Resumindo: Yunes, com medo de ser preso, botou a boca no trombone e acusou Padilha de tê-lo usado como mula. Jogou a responsa pro amigo e caiu fora. Acabou juntando várias pontas e corroborou o depoimento da Odebrecht. É engraçado, porque Cunha, quando chamou Temer como testemunha de defesa, chegou a perguntar sobre sua relação com Yunes e se Yunes teria recebido recursos do PMDB. Tá vendo? As perguntas de Cunha eram uma ameaça ao episódio nada republicano, de pagamentos partidários como forma de propina. Como Funaro era operador de Cunha e criminoso de longa data, sua delação provavelmente demoraria a sair, mas viria junto com a do comparsa. E qual era o principal trunfo dela? A parte que incriminava Eliseu Padilha!

José Yunes e Michel Temer. Foto da Folha de São Paulo.

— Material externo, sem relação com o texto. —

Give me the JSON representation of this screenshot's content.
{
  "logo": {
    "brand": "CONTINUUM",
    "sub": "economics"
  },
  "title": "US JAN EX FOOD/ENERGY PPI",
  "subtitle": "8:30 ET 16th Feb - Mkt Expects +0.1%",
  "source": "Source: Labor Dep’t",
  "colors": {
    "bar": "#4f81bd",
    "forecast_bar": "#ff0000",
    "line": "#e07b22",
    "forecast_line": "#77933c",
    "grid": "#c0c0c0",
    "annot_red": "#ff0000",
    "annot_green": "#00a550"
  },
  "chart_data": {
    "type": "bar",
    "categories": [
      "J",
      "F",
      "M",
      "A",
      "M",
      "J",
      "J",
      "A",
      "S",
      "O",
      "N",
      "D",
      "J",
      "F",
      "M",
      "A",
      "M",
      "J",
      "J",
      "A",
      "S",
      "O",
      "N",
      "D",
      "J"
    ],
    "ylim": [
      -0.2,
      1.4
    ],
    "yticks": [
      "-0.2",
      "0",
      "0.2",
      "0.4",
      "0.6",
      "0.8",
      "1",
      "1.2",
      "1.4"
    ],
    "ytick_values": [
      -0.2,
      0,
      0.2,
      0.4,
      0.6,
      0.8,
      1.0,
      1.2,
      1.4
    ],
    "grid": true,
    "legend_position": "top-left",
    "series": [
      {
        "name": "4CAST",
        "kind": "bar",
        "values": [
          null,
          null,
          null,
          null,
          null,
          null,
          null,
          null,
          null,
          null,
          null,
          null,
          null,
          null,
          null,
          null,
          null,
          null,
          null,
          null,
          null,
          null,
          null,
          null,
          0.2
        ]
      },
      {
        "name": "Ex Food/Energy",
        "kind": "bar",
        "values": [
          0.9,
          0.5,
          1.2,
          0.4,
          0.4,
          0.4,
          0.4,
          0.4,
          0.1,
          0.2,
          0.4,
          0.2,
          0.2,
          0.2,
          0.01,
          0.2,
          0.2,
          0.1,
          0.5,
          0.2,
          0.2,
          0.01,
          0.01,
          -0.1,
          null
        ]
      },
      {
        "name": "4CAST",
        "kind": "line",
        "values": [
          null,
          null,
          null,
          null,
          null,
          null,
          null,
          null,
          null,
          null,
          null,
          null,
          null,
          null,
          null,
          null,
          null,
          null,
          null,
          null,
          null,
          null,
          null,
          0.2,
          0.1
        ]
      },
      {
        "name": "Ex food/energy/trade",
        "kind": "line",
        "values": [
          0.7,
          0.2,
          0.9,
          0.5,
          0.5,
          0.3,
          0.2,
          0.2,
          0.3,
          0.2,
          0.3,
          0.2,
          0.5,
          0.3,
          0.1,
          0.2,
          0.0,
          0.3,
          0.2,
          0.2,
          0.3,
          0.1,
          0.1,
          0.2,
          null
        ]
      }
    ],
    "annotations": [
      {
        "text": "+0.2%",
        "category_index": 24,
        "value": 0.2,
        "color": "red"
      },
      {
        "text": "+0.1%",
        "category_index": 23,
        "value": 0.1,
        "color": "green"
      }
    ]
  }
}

Isso significa que Yunes, com uma tacada, frustrou fortemente a delação de Funaro e a de Cunha, mas jogou Padilha aos leões. É extremamente difícil decifrar o que motivou a jogada de Yunes para a mídia. Não era necessário, para que ele não fosse preso, uma declaração à Veja. Bastava o depoimento. Talvez, acometido por pânico, decidiu trazer seu nome à tona como bom moço, alguém que foi usado pelos vilões, esperando assim se salvaguardar da Lava Jato. A grande incógnita é: Dado que Temer é grande amigo de Yunes, quanto ele sabia da movimentação do amigo? Teria isso sido combinado, ou Yunes decidiu atirar contra o Planalto para salvar a própria pele? Temos aqui duas teorias: Yunes e Temer decidiram se salvar; queimaram Padilha e minaram parte da delação mais perigosa para o Planalto, a de Cunha.

Ou: Yunes decidiu que seu pescoço valia mais que tudo, mandou tudo às favas e fez o que fez de forma isolada, talvez fazendo questão de vilanizar Padilha por conta de algum desentendimento pessoal.

Aparentemente, a primeira teoria é a mais provável. O depoimento de Yunes apresenta uma série de blindagens à Temer, e talvez o que tenha acontecido seja uma combinação de coisas: Yunes combinou com Temer sua ida para depoimento, mas, nervoso, teve a ideia própria de ir conversar com repórteres. De todo modo, a história de Yunes é extremamente esquisita: quem é a pessoa que buscou o envelope? Por que Funaro, que tem escritório em SP, precisaria de Yunes como simples intermediário? Se Funaro lhe pareceu tão esquisito, por que só agora tomar uma ação? E o principal: Como cabia tanto dinheiro, mais ou menos um milhão, em um simples envelope?

A situação tem tudo para se tornar espinhosa. Com a Lava Jato no núcleo do governo, Padilha será fortemente pressionado à renunciar, algo que não deve querer fazer, uma vez que perderá seu foro privilegiado. Além disso, Eliseu é tido como grande articulador, essencial para as reformas que estão por vir serem aprovadas. O mais viável para ele é prorrogar sua licença médica até que a delação da Odebrecht tenha seu sigilo levantado; assim, ele seria apenas mais um no lamaçal e não ficaria tão em evidência. Os depoimentos da Odebrecht, agora corroborados por Yunes, representam perigo para Temer também na frente do processo de cassação de sua chapa, que poderia custar-lhe o mandato, e serão tomados nesta quarta feira de cinzas. Por fim, o pior: Temer disse que não conhece nem nunca se reuniu com Funaro. É uma frase que pode lhe custar caro, muito caro.